Bond raters like Janesville's economic prospects
Consider the analysis of Moody’s and Standard & Poor’s, two hard-nosed bond-rating companies.
Two years ago, Moody’s upgraded the Janesville School District’s bond rating from A1 to Aa3. Standard & Poor’s gave Janesville its equivalent rating, AA-.
A bond rating for a local government is a lot like a person’s credit rating. And those double-A ratings are remarkably high for a Wisconsin school district.
But a lot of water, if you’ll excuse the expression, has gone over the dam since 2006.
Most significantly, General Motors announced last month it will close its Janesville assembly plant by the end of 2010.
What were Moody’s and S&P’s responses? No change.
The two companies reviewed Janesville’s economy in recent weeks in advance of a school district bond sale and issued the same ratings as they did in 2006.

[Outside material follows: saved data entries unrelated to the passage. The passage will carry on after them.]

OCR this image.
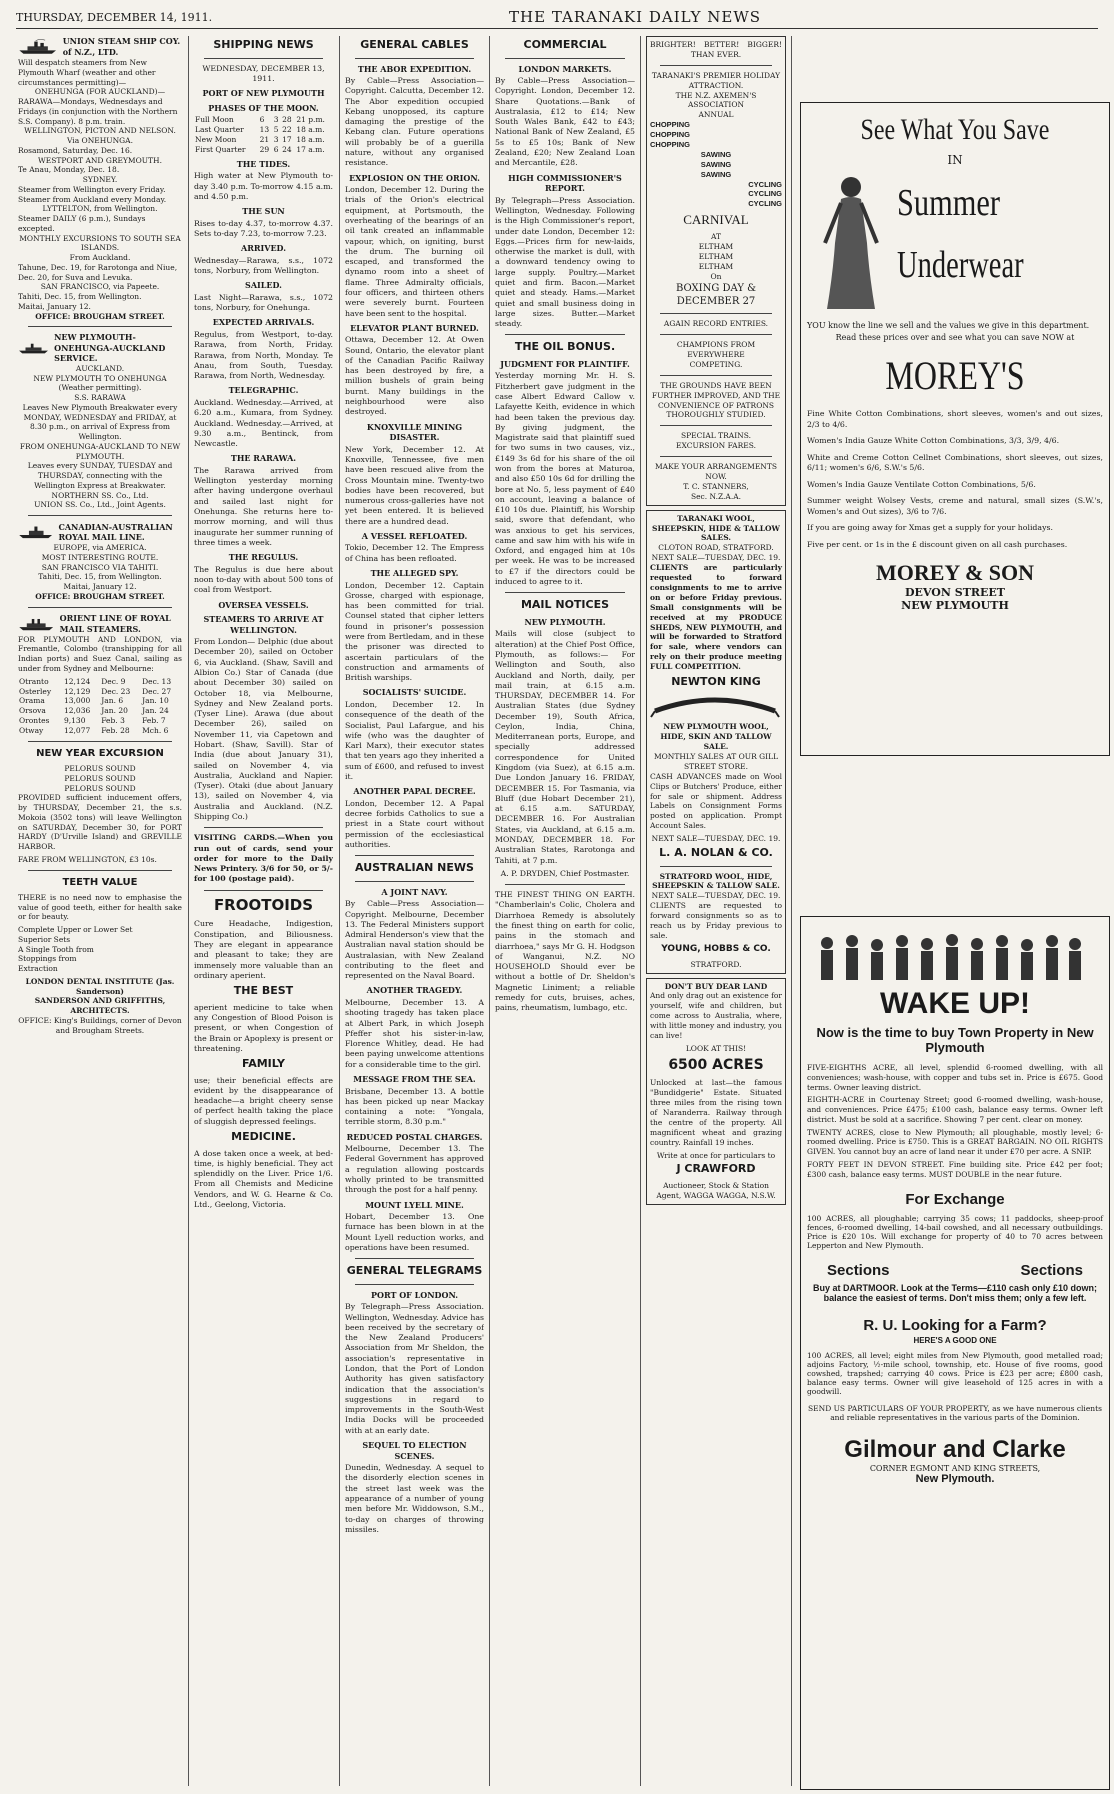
THURSDAY, DECEMBER 14, 1911.	THE TARANAKI DAILY NEWS
UNION STEAM SHIP COY. of N.Z., LTD.
Will despatch steamers from New Plymouth Wharf (weather and other circumstances permitting)—
ONEHUNGA (FOR AUCKLAND)—
RARAWA—Mondays, Wednesdays and Fridays (in conjunction with the Northern S.S. Company). 8 p.m. train.
WELLINGTON, PICTON AND NELSON. Via ONEHUNGA.
Rosamond, Saturday, Dec. 16.
WESTPORT AND GREYMOUTH.
Te Anau, Monday, Dec. 18.
SYDNEY.
Steamer from Wellington every Friday.
Steamer from Auckland every Monday.
LYTTELTON, from Wellington.
Steamer DAILY (6 p.m.), Sundays excepted.
MONTHLY EXCURSIONS TO SOUTH SEA ISLANDS.
From Auckland.
Tahune, Dec. 19, for Rarotonga and Niue, Dec. 20, for Suva and Levuka.
SAN FRANCISCO, via Papeete.
Tahiti, Dec. 15, from Wellington.
Maitai, January 12.
OFFICE: BROUGHAM STREET.
NEW PLYMOUTH-ONEHUNGA-AUCKLAND SERVICE.
AUCKLAND.
NEW PLYMOUTH TO ONEHUNGA (Weather permitting).
S.S. RARAWA
Leaves New Plymouth Breakwater every MONDAY, WEDNESDAY and FRIDAY, at 8.30 p.m., on arrival of Express from Wellington.
FROM ONEHUNGA-AUCKLAND TO NEW PLYMOUTH.
Leaves every SUNDAY, TUESDAY and THURSDAY, connecting with the Wellington Express at Breakwater.
NORTHERN SS. Co., Ltd.
UNION SS. Co., Ltd., Joint Agents.
CANADIAN-AUSTRALIAN ROYAL MAIL LINE.
EUROPE, via AMERICA.
MOST INTERESTING ROUTE.
SAN FRANCISCO VIA TAHITI.
Tahiti, Dec. 15, from Wellington.
Maitai, January 12.
OFFICE: BROUGHAM STREET.
ORIENT LINE OF ROYAL MAIL STEAMERS.
FOR PLYMOUTH AND LONDON, via Fremantle, Colombo (transhipping for all Indian ports) and Suez Canal, sailing as under from Sydney and Melbourne:
Otranto	12,124	Dec. 9	Dec. 13
Osterley	12,129	Dec. 23	Dec. 27
Orama	13,000	Jan. 6	Jan. 10
Orsova	12,036	Jan. 20	Jan. 24
Orontes	9,130	Feb. 3	Feb. 7
Otway	12,077	Feb. 28	Mch. 6
NEW YEAR EXCURSION
PELORUS SOUND
PELORUS SOUND
PELORUS SOUND
PROVIDED sufficient inducement offers, by THURSDAY, December 21, the s.s. Mokoia (3502 tons) will leave Wellington on SATURDAY, December 30, for PORT HARDY (D'Urville Island) and GREVILLE HARBOR.
FARE FROM WELLINGTON, £3 10s.
TEETH VALUE
THERE is no need now to emphasise the value of good teeth, either for health sake or for beauty.
Complete Upper or Lower Set
Superior Sets
A Single Tooth from
Stoppings from
Extraction
LONDON DENTAL INSTITUTE (Jas. Sanderson)
SANDERSON AND GRIFFITHS, ARCHITECTS.
OFFICE: King's Buildings, corner of Devon and Brougham Streets.
SHIPPING NEWS
WEDNESDAY, DECEMBER 13, 1911.
PORT OF NEW PLYMOUTH
PHASES OF THE MOON.
Full Moon	6	3	28	21 p.m.
Last Quarter	13	5	22	18 a.m.
New Moon	21	3	17	18 a.m.
First Quarter	29	6	24	17 a.m.
THE TIDES.
High water at New Plymouth to-day 3.40 p.m. To-morrow 4.15 a.m. and 4.50 p.m.
THE SUN
Rises to-day 4.37, to-morrow 4.37. Sets to-day 7.23, to-morrow 7.23.
ARRIVED.
Wednesday—Rarawa, s.s., 1072 tons, Norbury, from Wellington.
SAILED.
Last Night—Rarawa, s.s., 1072 tons, Norbury, for Onehunga.
EXPECTED ARRIVALS.
Regulus, from Westport, to-day. Rarawa, from North, Friday. Rarawa, from North, Monday. Te Anau, from South, Tuesday. Rarawa, from North, Wednesday.
TELEGRAPHIC.
Auckland. Wednesday.—Arrived, at 6.20 a.m., Kumara, from Sydney. Auckland. Wednesday.—Arrived, at 9.30 a.m., Bentinck, from Newcastle.
THE RARAWA.
The Rarawa arrived from Wellington yesterday morning after having undergone overhaul and sailed last night for Onehunga. She returns here to-morrow morning, and will thus inaugurate her summer running of three times a week.
THE REGULUS.
The Regulus is due here about noon to-day with about 500 tons of coal from Westport.
OVERSEA VESSELS.
STEAMERS TO ARRIVE AT WELLINGTON.
From London— Delphic (due about December 20), sailed on October 6, via Auckland. (Shaw, Savill and Albion Co.) Star of Canada (due about December 30) sailed on October 18, via Melbourne, Sydney and New Zealand ports. (Tyser Line). Arawa (due about December 26), sailed on November 11, via Capetown and Hobart. (Shaw, Savill). Star of India (due about January 31), sailed on November 4, via Australia, Auckland and Napier. (Tyser). Otaki (due about January 13), sailed on November 4, via Australia and Auckland. (N.Z. Shipping Co.)
VISITING CARDS.—When you run out of cards, send your order for more to the Daily News Printery. 3/6 for 50, or 5/- for 100 (postage paid).
FROOTOIDS
Cure Headache, Indigestion, Constipation, and Biliousness. They are elegant in appearance and pleasant to take; they are immensely more valuable than an ordinary aperient.
THE BEST
aperient medicine to take when any Congestion of Blood Poison is present, or when Congestion of the Brain or Apoplexy is present or threatening.
FAMILY
use; their beneficial effects are evident by the disappearance of headache—a bright cheery sense of perfect health taking the place of sluggish depressed feelings.
MEDICINE.
A dose taken once a week, at bed-time, is highly beneficial. They act splendidly on the Liver. Price 1/6. From all Chemists and Medicine Vendors, and W. G. Hearne & Co. Ltd., Geelong, Victoria.
GENERAL CABLES
THE ABOR EXPEDITION.
By Cable—Press Association—Copyright. Calcutta, December 12. The Abor expedition occupied Kebang unopposed, its capture damaging the prestige of the Kebang clan. Future operations will probably be of a guerilla nature, without any organised resistance.
EXPLOSION ON THE ORION.
London, December 12. During the trials of the Orion's electrical equipment, at Portsmouth, the overheating of the bearings of an oil tank created an inflammable vapour, which, on igniting, burst the drum. The burning oil escaped, and transformed the dynamo room into a sheet of flame. Three Admiralty officials, four officers, and thirteen others were severely burnt. Fourteen have been sent to the hospital.
ELEVATOR PLANT BURNED.
Ottawa, December 12. At Owen Sound, Ontario, the elevator plant of the Canadian Pacific Railway has been destroyed by fire, a million bushels of grain being burnt. Many buildings in the neighbourhood were also destroyed.
KNOXVILLE MINING DISASTER.
New York, December 12. At Knoxville, Tennessee, five men have been rescued alive from the Cross Mountain mine. Twenty-two bodies have been recovered, but numerous cross-galleries have not yet been entered. It is believed there are a hundred dead.
A VESSEL REFLOATED.
Tokio, December 12. The Empress of China has been refloated.
THE ALLEGED SPY.
London, December 12. Captain Grosse, charged with espionage, has been committed for trial. Counsel stated that cipher letters found in prisoner's possession were from Bertledam, and in these the prisoner was directed to ascertain particulars of the construction and armaments of British warships.
SOCIALISTS' SUICIDE.
London, December 12. In consequence of the death of the Socialist, Paul Lafargue, and his wife (who was the daughter of Karl Marx), their executor states that ten years ago they inherited a sum of £600, and refused to invest it.
ANOTHER PAPAL DECREE.
London, December 12. A Papal decree forbids Catholics to sue a priest in a State court without permission of the ecclesiastical authorities.
AUSTRALIAN NEWS
A JOINT NAVY.
By Cable—Press Association—Copyright. Melbourne, December 13. The Federal Ministers support Admiral Henderson's view that the Australian naval station should be Australasian, with New Zealand contributing to the fleet and represented on the Naval Board.
ANOTHER TRAGEDY.
Melbourne, December 13. A shooting tragedy has taken place at Albert Park, in which Joseph Pfeffer shot his sister-in-law, Florence Whitley, dead. He had been paying unwelcome attentions for a considerable time to the girl.
MESSAGE FROM THE SEA.
Brisbane, December 13. A bottle has been picked up near Mackay containing a note: "Yongala, terrible storm, 8.30 p.m."
REDUCED POSTAL CHARGES.
Melbourne, December 13. The Federal Government has approved a regulation allowing postcards wholly printed to be transmitted through the post for a half penny.
MOUNT LYELL MINE.
Hobart, December 13. One furnace has been blown in at the Mount Lyell reduction works, and operations have been resumed.
GENERAL TELEGRAMS
PORT OF LONDON.
By Telegraph—Press Association. Wellington, Wednesday. Advice has been received by the secretary of the New Zealand Producers' Association from Mr Sheldon, the association's representative in London, that the Port of London Authority has given satisfactory indication that the association's suggestions in regard to improvements in the South-West India Docks will be proceeded with at an early date.
SEQUEL TO ELECTION SCENES.
Dunedin, Wednesday. A sequel to the disorderly election scenes in the street last week was the appearance of a number of young men before Mr. Widdowson, S.M., to-day on charges of throwing missiles.
COMMERCIAL
LONDON MARKETS.
By Cable—Press Association—Copyright. London, December 12. Share Quotations.—Bank of Australasia, £12 to £14; New South Wales Bank, £42 to £43; National Bank of New Zealand, £5 5s to £5 10s; Bank of New Zealand, £20; New Zealand Loan and Mercantile, £28.
HIGH COMMISSIONER'S REPORT.
By Telegraph—Press Association. Wellington, Wednesday. Following is the High Commissioner's report, under date London, December 12: Eggs.—Prices firm for new-laids, otherwise the market is dull, with a downward tendency owing to large supply. Poultry.—Market quiet and firm. Bacon.—Market quiet and steady. Hams.—Market quiet and small business doing in large sizes. Butter.—Market steady.
THE OIL BONUS.
JUDGMENT FOR PLAINTIFF.
Yesterday morning Mr. H. S. Fitzherbert gave judgment in the case Albert Edward Callow v. Lafayette Keith, evidence in which had been taken the previous day. By giving judgment, the Magistrate said that plaintiff sued for two sums in two causes, viz., £149 3s 6d for his share of the oil won from the bores at Maturoa, and also £50 10s 6d for drilling the bore at No. 5, less payment of £40 on account, leaving a balance of £10 10s due. Plaintiff, his Worship said, swore that defendant, who was anxious to get his services, came and saw him with his wife in Oxford, and engaged him at 10s per week. He was to be increased to £7 if the directors could be induced to agree to it.
MAIL NOTICES
NEW PLYMOUTH.
Mails will close (subject to alteration) at the Chief Post Office, Plymouth, as follows:— For Wellington and South, also Auckland and North, daily, per mail train, at 6.15 a.m. THURSDAY, DECEMBER 14. For Australian States (due Sydney December 19), South Africa, Ceylon, India, China, Mediterranean ports, Europe, and specially addressed correspondence for United Kingdom (via Suez), at 6.15 a.m. Due London January 16. FRIDAY, DECEMBER 15. For Tasmania, via Bluff (due Hobart December 21), at 6.15 a.m. SATURDAY, DECEMBER 16. For Australian States, via Auckland, at 6.15 a.m. MONDAY, DECEMBER 18. For Australian States, Rarotonga and Tahiti, at 7 p.m.
A. P. DRYDEN, Chief Postmaster.
THE FINEST THING ON EARTH. "Chamberlain's Colic, Cholera and Diarrhoea Remedy is absolutely the finest thing on earth for colic, pains in the stomach and diarrhoea," says Mr G. H. Hodgson of Wanganui, N.Z. NO HOUSEHOLD Should ever be without a bottle of Dr. Sheldon's Magnetic Liniment; a reliable remedy for cuts, bruises, aches, pains, rheumatism, lumbago, etc.
BRIGHTER! BETTER! BIGGER!
THAN EVER.
TARANAKI'S PREMIER HOLIDAY
ATTRACTION.
THE N.Z. AXEMEN'S ASSOCIATION
ANNUAL
CHOPPING
CHOPPING
CHOPPING
SAWING
SAWING
SAWING
CYCLING
CYCLING
CYCLING
CARNIVAL
AT
ELTHAM
ELTHAM
ELTHAM
On
BOXING DAY & DECEMBER 27
AGAIN RECORD ENTRIES.
CHAMPIONS FROM EVERYWHERE
COMPETING.
THE GROUNDS HAVE BEEN FURTHER IMPROVED, AND THE CONVENIENCE OF PATRONS THOROUGHLY STUDIED.
SPECIAL TRAINS.
EXCURSION FARES.
MAKE YOUR ARRANGEMENTS NOW.
T. C. STANNERS,
Sec. N.Z.A.A.
TARANAKI WOOL, SHEEPSKIN, HIDE & TALLOW SALES.
CLOTON ROAD, STRATFORD.
NEXT SALE—TUESDAY, DEC. 19.
CLIENTS are particularly requested to forward consignments to me to arrive on or before Friday previous. Small consignments will be received at my PRODUCE SHEDS, NEW PLYMOUTH, and will be forwarded to Stratford for sale, where vendors can rely on their produce meeting FULL COMPETITION.
NEWTON KING
NEW PLYMOUTH WOOL, HIDE, SKIN AND TALLOW SALE.
MONTHLY SALES AT OUR GILL STREET STORE.
CASH ADVANCES made on Wool Clips or Butchers' Produce, either for sale or shipment. Address Labels on Consignment Forms posted on application. Prompt Account Sales.
NEXT SALE—TUESDAY, DEC. 19.
L. A. NOLAN & CO.
STRATFORD WOOL, HIDE, SHEEPSKIN & TALLOW SALE.
NEXT SALE—TUESDAY, DEC. 19.
CLIENTS are requested to forward consignments so as to reach us by Friday previous to sale.
YOUNG, HOBBS & CO.
STRATFORD.
DON'T BUY DEAR LAND
And only drag out an existence for yourself, wife and children, but come across to Australia, where, with little money and industry, you can live!
LOOK AT THIS!
6500 ACRES
Unlocked at last—the famous "Bundidgerie" Estate. Situated three miles from the rising town of Naranderra. Railway through the centre of the property. All magnificent wheat and grazing country. Rainfall 19 inches.
Write at once for particulars to
J CRAWFORD
Auctioneer, Stock & Station Agent, WAGGA WAGGA, N.S.W.
See What You Save
IN
Summer
Underwear
YOU know the line we sell and the values we give in this department.
Read these prices over and see what you can save NOW at
MOREY'S
Fine White Cotton Combinations, short sleeves, women's and out sizes, 2/3 to 4/6.
Women's India Gauze White Cotton Combinations, 3/3, 3/9, 4/6.
White and Creme Cotton Cellnet Combinations, short sleeves, out sizes, 6/11; women's 6/6, S.W.'s 5/6.
Women's India Gauze Ventilate Cotton Combinations, 5/6.
Summer weight Wolsey Vests, creme and natural, small sizes (S.W.'s, Women's and Out sizes), 3/6 to 7/6.
If you are going away for Xmas get a supply for your holidays.
Five per cent. or 1s in the £ discount given on all cash purchases.
MOREY & SON
DEVON STREET
NEW PLYMOUTH
WAKE UP!
Now is the time to buy Town Property in New Plymouth
FIVE-EIGHTHS ACRE, all level, splendid 6-roomed dwelling, with all conveniences; wash-house, with copper and tubs set in. Price is £675. Good terms. Owner leaving district.
EIGHTH-ACRE in Courtenay Street; good 6-roomed dwelling, wash-house, and conveniences. Price £475; £100 cash, balance easy terms. Owner left district. Must be sold at a sacrifice. Showing 7 per cent. clear on money.
TWENTY ACRES, close to New Plymouth; all ploughable, mostly level; 6-roomed dwelling. Price is £750. This is a GREAT BARGAIN. NO OIL RIGHTS GIVEN. You cannot buy an acre of land near it under £70 per acre. A SNIP.
FORTY FEET IN DEVON STREET. Fine building site. Price £42 per foot; £300 cash, balance easy terms. MUST DOUBLE in the near future.
For Exchange
100 ACRES, all ploughable; carrying 35 cows; 11 paddocks, sheep-proof fences, 6-roomed dwelling, 14-bail cowshed, and all necessary outbuildings. Price is £20 10s. Will exchange for property of 40 to 70 acres between Lepperton and New Plymouth.
Sections	Sections
Buy at DARTMOOR. Look at the Terms—£110 cash only £10 down; balance the easiest of terms. Don't miss them; only a few left.
R. U. Looking for a Farm?
HERE'S A GOOD ONE
100 ACRES, all level; eight miles from New Plymouth, good metalled road; adjoins Factory, ½-mile school, township, etc. House of five rooms, good cowshed, trapshed; carrying 40 cows. Price is £23 per acre; £800 cash, balance easy terms. Owner will give leasehold of 125 acres in with a goodwill.
SEND US PARTICULARS OF YOUR PROPERTY, as we have numerous clients and reliable representatives in the various parts of the Dominion.
Gilmour and Clarke
CORNER EGMONT AND KING STREETS,
New Plymouth.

And yes, they had heard the GM news.
Moody’s latest report states that the GM closure “presents a significant challenge to the local economy.”
However, Moody’s states, GM’s downsizing over the last few decades forced a diversification of the local tax base, and that cushions the effects of a plant closure.
“Favorably, other sectors in the local economy have continued to develop,” Moody’s wrote. “Mercy Health System continues to expand and is now the city’s largest employer with approximately 3,800 employees. Dean Health System and SSM Health Care of Wisconsin have announced plans to open a $140 million hospital and adjacent clinic in 2010. Additionally, economic development efforts leveraging the city’s favorable location along transportation corridors has resulted in new warehousing and distribution businesses.”
A double-A rating is rare among Wisconsin school districts and shows that the bond markets think the Janesville district is on solid financial footing. But it also shows that the Janesville area’s ability to pay the taxes to repay the bonds is considered a good bet, said Carol Wirth of Wisconsin Public Finance Professionals, the school district’s financial adviser for bond sales.
The favorable reports were part of the reason the school district got good interest rates when it sold $37.79 million in bonds Tuesday. The other reason is that it’s a good time to enter the bond market, Wirth said.
The bond issue is the second and final one that will pay for the $70.8 million high school expansion projects now under way.
When district officials estimated the costs of borrowing money for the 2006 referendum, they projected a 5.25 percent interest rate. The lowest bidder Tuesday offered 4.365 percent.
The first bond issue on the high school projects had a similar favorable rate. The difference between the projected 5.25 percent rate and the actual rates for both bond issues is a $5.4 million in savings to Janesville taxpayers over the 20-year course of the bond payback schedule, Wirth said.